A team of Russian researchers has used AI-based models to predict high academic achievers from lower ones based on their social media posts.
The prediction model uses a mathematical textual analysis that registers users’ vocabulary (its range and the semantic fields from which concepts are taken), characters and symbols, post length and word length.
Every word has its own rating (a kind of IQ).
Scientific and cultural topics, English words, and words and posts that are longer in length rank highly and serve as indicators of good academic performance.
An abundance of emojis, words or whole phrases written in capital letters, and vocabulary related to horoscopes, driving and military service indicate lower grades in school.
“At the same time, posts can be quite short — even tweets are quite informative,” said Ivan Smirnov, leading research fellow at the Institute of Education of Higher School of Economics University in Moscow.
The study traces the career paths of 4,400 students in 42 Russian regions.
“Since this kind of data, in combination with digital traces, is difficult to obtain, it is almost never used,” Smirnov said.
This kind of dataset allows you to develop a reliable model that can be applied to other settings.
“And the results can be extrapolated to all other students — high school students and middle school students,” Smirnov said in a paper published in the journal EPJ Data Science.
The researchers said that it is important that the model worked successfully on datasets of different social media sites, such as VK (a Russian online social media and social networking service) and Twitter, thereby proving that it can be effective in different contexts.
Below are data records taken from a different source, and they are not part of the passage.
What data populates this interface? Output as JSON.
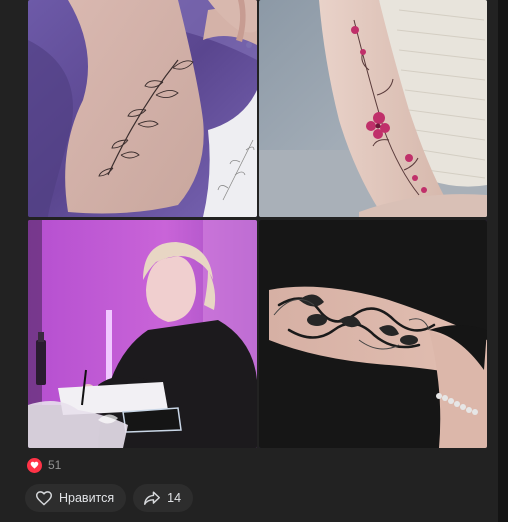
{
  "post": {
    "photos": [
      {
        "alt": "leg-vine-tattoo"
      },
      {
        "alt": "forearm-flower-tattoo"
      },
      {
        "alt": "tattoo-artist-drawing"
      },
      {
        "alt": "forearm-dragon-tattoo"
      }
    ],
    "reactions": {
      "icon": "heart-icon",
      "count": "51",
      "color": "#ff3347"
    },
    "actions": {
      "like_label": "Нравится",
      "like_icon": "heart-outline-icon",
      "share_icon": "share-arrow-icon",
      "share_count": "14"
    }
  }
}
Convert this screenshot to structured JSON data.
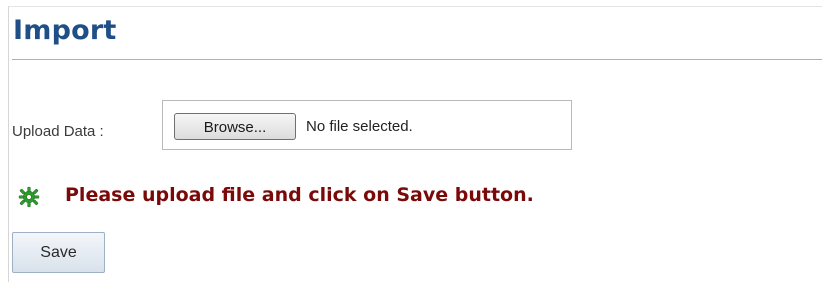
{
  "page": {
    "title": "Import"
  },
  "upload": {
    "label": "Upload Data :",
    "browse_label": "Browse...",
    "file_status": "No file selected."
  },
  "message": {
    "icon": "gear-icon",
    "text": "Please upload file and click on Save button.",
    "color": "#7a0a0a"
  },
  "actions": {
    "save_label": "Save"
  },
  "colors": {
    "title": "#1f4f86",
    "rule": "#a3b4c8",
    "icon": "#2d9c2d"
  }
}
In addition, the model can be used to predict very different characteristics, from student academic performance to income or depression.
The study data included data about the students’ VK accounts (3,483 students consented to provide this information).
In the study, unsupervised machine learning with word vector representations was performed on VK post corpus (totaling 1.9 billion words, with 2.5 million unique words).
It was then combined with a simpler supervised machine learning model that was trained in individual positions and taught to predict PISA (Programme for International Students Assessment) scores.
Posts from publicly viewable VK pages were used as a training sample — this included a total of 130,575 posts from 2,468 subjects who took the PISA test.
The test allowed the researcher to assess a student’s academic aptitude as well as their ability to apply their knowledge in practice, the authors wrote.